Deux mois après l’échouement de l’« Ever Given » dans le canal de Suez, l’Egypte tente d’obtenir des indemnités conséquentes de la part du propriétaire du cargo.
L’affaire avait ébranlé le secteur du transport maritime. L’« Ever Given », un porte-conteneurs, avait bloqué le canal de Suez pendant près d’une semaine. Les conséquences avaient été terribles : lors de sa réorientation, après avoir échoué, le navire avait provoqué l’engorgement du canal pendant trois jours supplémentaires, 400 autres navires ayant été bloqués. La société néerlandaise Boskalis et les autorités égyptiennes avaient dû retirer plus de 30 000 mètres cubes de sable. Il avait fallu 13 remorqueurs pour remettre l’« Ever Given » à flot. Mais les conséquences avaient été bien plus graves : le canal de Suez représente 12 % du transport mondial de marchandises. L’échouement du navire aurait provoqué un énorme manque à gagner, puisque le transport de marchandises via Suez représente 350 millions d’euros par heure, soit plus de 8 millions d’euros par jour.
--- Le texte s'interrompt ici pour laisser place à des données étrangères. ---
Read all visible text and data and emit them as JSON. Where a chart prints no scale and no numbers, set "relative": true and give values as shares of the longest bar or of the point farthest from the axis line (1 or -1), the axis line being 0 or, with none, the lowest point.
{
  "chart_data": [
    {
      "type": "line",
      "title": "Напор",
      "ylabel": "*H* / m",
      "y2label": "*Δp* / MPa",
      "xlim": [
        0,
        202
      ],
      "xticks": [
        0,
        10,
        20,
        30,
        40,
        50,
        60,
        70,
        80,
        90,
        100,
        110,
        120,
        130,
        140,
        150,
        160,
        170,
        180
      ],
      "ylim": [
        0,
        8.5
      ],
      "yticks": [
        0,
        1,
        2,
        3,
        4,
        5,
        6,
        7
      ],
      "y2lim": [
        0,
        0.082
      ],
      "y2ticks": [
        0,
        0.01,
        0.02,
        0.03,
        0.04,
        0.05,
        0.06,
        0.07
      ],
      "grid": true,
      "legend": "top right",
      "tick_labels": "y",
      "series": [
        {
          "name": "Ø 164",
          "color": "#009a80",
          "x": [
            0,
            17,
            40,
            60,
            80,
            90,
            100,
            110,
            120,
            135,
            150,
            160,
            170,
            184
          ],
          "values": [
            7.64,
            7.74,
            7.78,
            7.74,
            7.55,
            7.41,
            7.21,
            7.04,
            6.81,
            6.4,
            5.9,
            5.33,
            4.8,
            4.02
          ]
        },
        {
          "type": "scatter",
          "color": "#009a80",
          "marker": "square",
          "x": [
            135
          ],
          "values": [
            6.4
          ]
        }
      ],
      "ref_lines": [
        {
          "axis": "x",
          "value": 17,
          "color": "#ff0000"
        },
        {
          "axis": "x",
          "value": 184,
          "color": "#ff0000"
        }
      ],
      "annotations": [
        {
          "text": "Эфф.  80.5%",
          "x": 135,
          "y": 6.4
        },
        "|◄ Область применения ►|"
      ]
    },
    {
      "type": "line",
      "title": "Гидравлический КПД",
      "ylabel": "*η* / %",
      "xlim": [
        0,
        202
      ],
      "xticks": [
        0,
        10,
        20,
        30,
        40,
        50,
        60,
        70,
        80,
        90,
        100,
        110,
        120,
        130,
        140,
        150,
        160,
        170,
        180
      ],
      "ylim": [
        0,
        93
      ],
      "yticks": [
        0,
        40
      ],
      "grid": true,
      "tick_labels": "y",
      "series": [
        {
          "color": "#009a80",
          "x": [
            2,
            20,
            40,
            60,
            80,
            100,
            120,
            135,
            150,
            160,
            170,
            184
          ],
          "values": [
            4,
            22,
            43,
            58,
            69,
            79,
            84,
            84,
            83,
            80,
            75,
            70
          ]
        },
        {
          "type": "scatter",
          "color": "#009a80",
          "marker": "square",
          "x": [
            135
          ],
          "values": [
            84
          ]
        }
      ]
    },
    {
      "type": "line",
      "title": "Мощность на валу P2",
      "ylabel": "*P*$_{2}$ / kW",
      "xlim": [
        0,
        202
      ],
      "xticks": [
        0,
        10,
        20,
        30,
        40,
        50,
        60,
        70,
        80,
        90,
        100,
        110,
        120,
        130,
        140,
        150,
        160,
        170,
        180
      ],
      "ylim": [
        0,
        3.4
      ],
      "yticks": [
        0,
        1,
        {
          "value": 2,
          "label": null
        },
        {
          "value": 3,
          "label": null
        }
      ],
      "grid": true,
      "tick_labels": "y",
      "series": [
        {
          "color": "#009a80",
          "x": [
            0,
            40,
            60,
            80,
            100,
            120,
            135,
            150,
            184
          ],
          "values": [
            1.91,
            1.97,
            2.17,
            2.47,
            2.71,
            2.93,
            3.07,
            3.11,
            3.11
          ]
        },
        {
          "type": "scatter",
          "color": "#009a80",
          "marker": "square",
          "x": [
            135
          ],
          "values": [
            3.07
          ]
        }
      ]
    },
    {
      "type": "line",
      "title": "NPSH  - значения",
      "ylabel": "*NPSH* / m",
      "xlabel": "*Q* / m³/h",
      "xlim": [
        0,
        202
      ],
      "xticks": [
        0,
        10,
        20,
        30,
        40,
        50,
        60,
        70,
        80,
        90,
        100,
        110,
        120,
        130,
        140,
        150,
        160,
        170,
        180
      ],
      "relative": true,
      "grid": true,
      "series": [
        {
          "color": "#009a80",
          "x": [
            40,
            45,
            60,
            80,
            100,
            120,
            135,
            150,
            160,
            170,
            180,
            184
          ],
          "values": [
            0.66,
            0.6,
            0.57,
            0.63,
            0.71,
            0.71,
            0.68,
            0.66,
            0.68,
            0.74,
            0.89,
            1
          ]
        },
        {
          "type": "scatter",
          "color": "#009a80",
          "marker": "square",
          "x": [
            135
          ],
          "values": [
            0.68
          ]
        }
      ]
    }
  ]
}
Ce qui explique la colère de l’Egypte, qui a rapidement demandé réparation. Mais le risque du vide juridique était omniprésent : s’il a été construit au Japon, qu’une entreprise japonaise en est le propriétaire et qu’il est exploité par une société taïwanaise, Evergreen Marine, le navire bat pavillon panaméen et sa gestion technique est assurée par une société allemande. L’Etat égyptien a donc fait saisir le navire début avril. Dimanche dernier, les tribunaux égyptiens ont confirmé l’immobilisation du bateau malgré les recours japonais. Le cargo ne devrait être libéré qu’après l’obtention par l’Egypte d’indemnités.
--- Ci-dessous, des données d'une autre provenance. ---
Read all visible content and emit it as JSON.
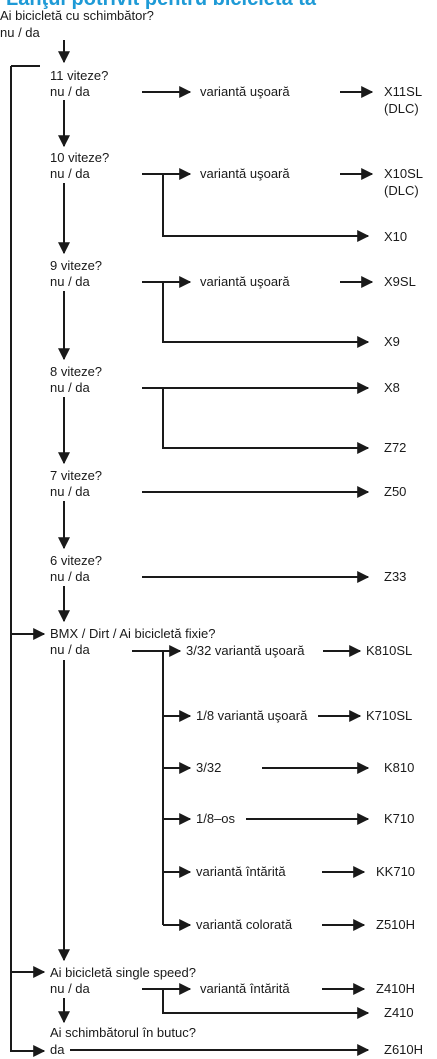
{
  "title": "Lanţul potrivit pentru bicicleta ta",
  "start": {
    "question": "Ai bicicletă cu schimbător?",
    "answer": "nu / da"
  },
  "nodes": [
    {
      "id": "q11",
      "question": "11 viteze?",
      "answer": "nu / da"
    },
    {
      "id": "q10",
      "question": "10 viteze?",
      "answer": "nu / da"
    },
    {
      "id": "q9",
      "question": "9 viteze?",
      "answer": "nu / da"
    },
    {
      "id": "q8",
      "question": "8 viteze?",
      "answer": "nu / da"
    },
    {
      "id": "q7",
      "question": "7 viteze?",
      "answer": "nu / da"
    },
    {
      "id": "q6",
      "question": "6 viteze?",
      "answer": "nu / da"
    },
    {
      "id": "qbmx",
      "question": "BMX / Dirt / Ai bicicletă fixie?",
      "answer": "nu / da"
    },
    {
      "id": "qss",
      "question": "Ai bicicletă single speed?",
      "answer": "nu / da"
    },
    {
      "id": "qhub",
      "question": "Ai schimbătorul în butuc?",
      "answer": "da"
    }
  ],
  "options": [
    {
      "id": "o11",
      "label": "variantă uşoară"
    },
    {
      "id": "o10",
      "label": "variantă uşoară"
    },
    {
      "id": "o9",
      "label": "variantă uşoară"
    },
    {
      "id": "ob1",
      "label": "3/32 variantă uşoară"
    },
    {
      "id": "ob2",
      "label": "1/8 variantă uşoară"
    },
    {
      "id": "ob3",
      "label": "3/32"
    },
    {
      "id": "ob4",
      "label": "1/8–os"
    },
    {
      "id": "ob5",
      "label": "variantă întărită"
    },
    {
      "id": "ob6",
      "label": "variantă colorată"
    },
    {
      "id": "os1",
      "label": "variantă întărită"
    }
  ],
  "results": [
    {
      "id": "r_x11sl",
      "label": "X11SL",
      "sub": "(DLC)"
    },
    {
      "id": "r_x10sl",
      "label": "X10SL",
      "sub": "(DLC)"
    },
    {
      "id": "r_x10",
      "label": "X10"
    },
    {
      "id": "r_x9sl",
      "label": "X9SL"
    },
    {
      "id": "r_x9",
      "label": "X9"
    },
    {
      "id": "r_x8",
      "label": "X8"
    },
    {
      "id": "r_z72",
      "label": "Z72"
    },
    {
      "id": "r_z50",
      "label": "Z50"
    },
    {
      "id": "r_z33",
      "label": "Z33"
    },
    {
      "id": "r_k810sl",
      "label": "K810SL"
    },
    {
      "id": "r_k710sl",
      "label": "K710SL"
    },
    {
      "id": "r_k810",
      "label": "K810"
    },
    {
      "id": "r_k710",
      "label": "K710"
    },
    {
      "id": "r_kk710",
      "label": "KK710"
    },
    {
      "id": "r_z510h",
      "label": "Z510H"
    },
    {
      "id": "r_z410h",
      "label": "Z410H"
    },
    {
      "id": "r_z410",
      "label": "Z410"
    },
    {
      "id": "r_z610h",
      "label": "Z610H"
    }
  ]
}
L’Egypte a perdu près de 100 millions de dollars
L’Autorité du canal de Suez (SCA), qui gère le canal, a dans un premier temps réclamé 916 millions de dollars d’indemnisation au propriétaire du navire. Mais certaine de ne pas arriver à ses fins, la SCA a finalement décidé de diviser ses exigences quasiment par deux. Ce sont donc 500 millions de dollars que l’Autorité du canal de Suez attend désormais. Une baisse des exigences notamment due à l’estimation du cargo. « Après que l’entreprise propriétaire du navire nous a informés que la valeur des marchandises transportées était de 750 millions de dollars, nous avons baissé le montant des dédommagements à 550 millions, par respect », a indiqué l’amiral Ossama Rabie, patron de la SCA.
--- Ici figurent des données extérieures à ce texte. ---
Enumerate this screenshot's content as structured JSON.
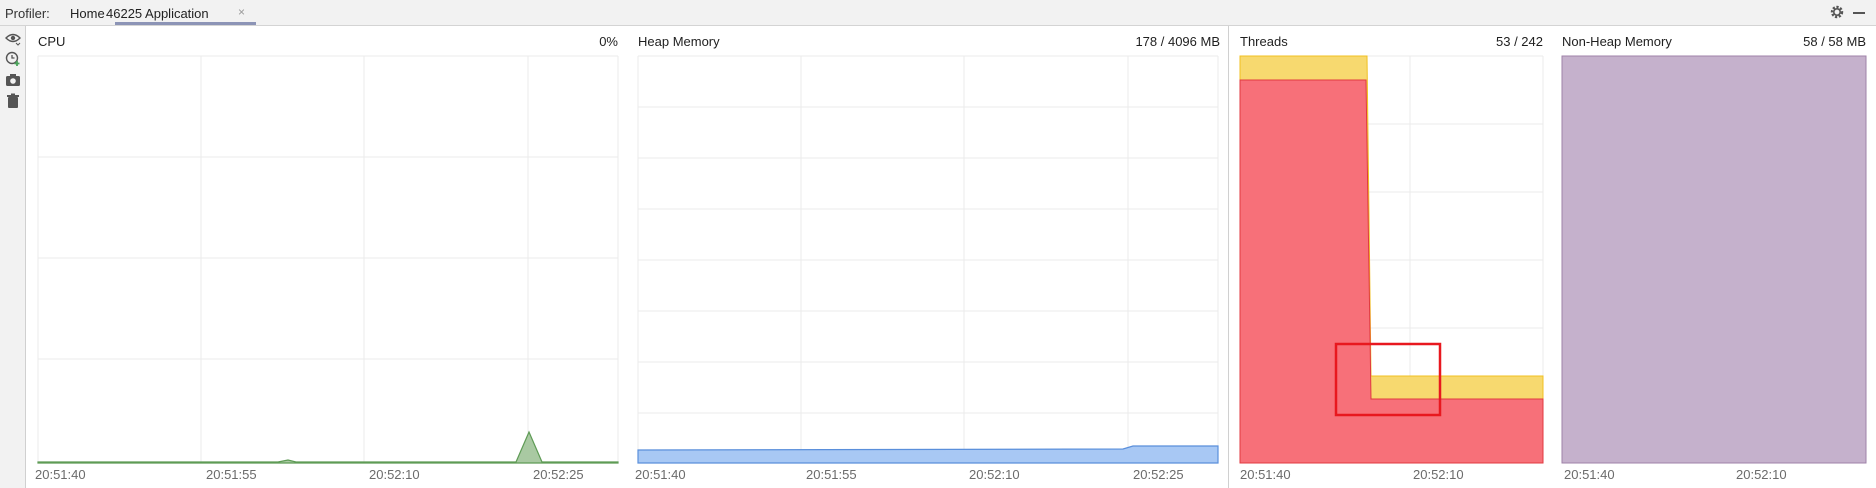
{
  "toolbar": {
    "profiler_label": "Profiler:",
    "tabs": [
      {
        "label": "Home"
      },
      {
        "label": "46225 Application"
      }
    ],
    "close_glyph": "×"
  },
  "sidebar": {
    "icons": [
      "eye-icon",
      "clock-add-icon",
      "camera-icon",
      "trash-icon"
    ]
  },
  "panels": {
    "cpu": {
      "title": "CPU",
      "value": "0%",
      "color": "#5e9b55",
      "ticks": [
        "20:51:40",
        "20:51:55",
        "20:52:10",
        "20:52:25"
      ]
    },
    "heap": {
      "title": "Heap Memory",
      "value": "178 / 4096 MB",
      "color": "#6fa0e8",
      "ticks": [
        "20:51:40",
        "20:51:55",
        "20:52:10",
        "20:52:25"
      ]
    },
    "threads": {
      "title": "Threads",
      "value": "53 / 242",
      "colors": {
        "total": "#f7d96f",
        "active": "#f77079",
        "highlight": "#e8181f"
      },
      "ticks": [
        "20:51:40",
        "20:52:10"
      ]
    },
    "nonheap": {
      "title": "Non-Heap Memory",
      "value": "58 / 58 MB",
      "color": "#c5b1cc",
      "ticks": [
        "20:51:40",
        "20:52:10"
      ]
    }
  }
}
L’Egypte a, depuis l’échouement, régulièrement revu sa demande à la baisse. Car à la baise, les autorités égyptiennes avaient estimé à 3 milliards de dollars la valeur des marchandises transportées. Mais cette somme est bien loin de ce qu’a dépensé le pays pour libérer la voie : la SCA indique en effet que la fermeture du canal a provoqué un déficit de 12 à 15 millions de dollars quotidiens, soit tout au plus 100 millions de dollars. Le blocage du canal a en réalité eu un impact plus important pour l’ensemble des compagnies bloquées pendant plusieurs jours : entre 6 et 10 milliards de dollars par jour, selon l’assureur Allianz. Car ce sont, en tout, 26 millions de tonnes de marchandises qui ont été bloquées pendant une semaine. En attendant les mécanismes d’indemnisation des assurances, le combat judiciaire oppose donc l’Egypte au propriétaire japonais. Et la SCA espère bien faire plier l’armateur.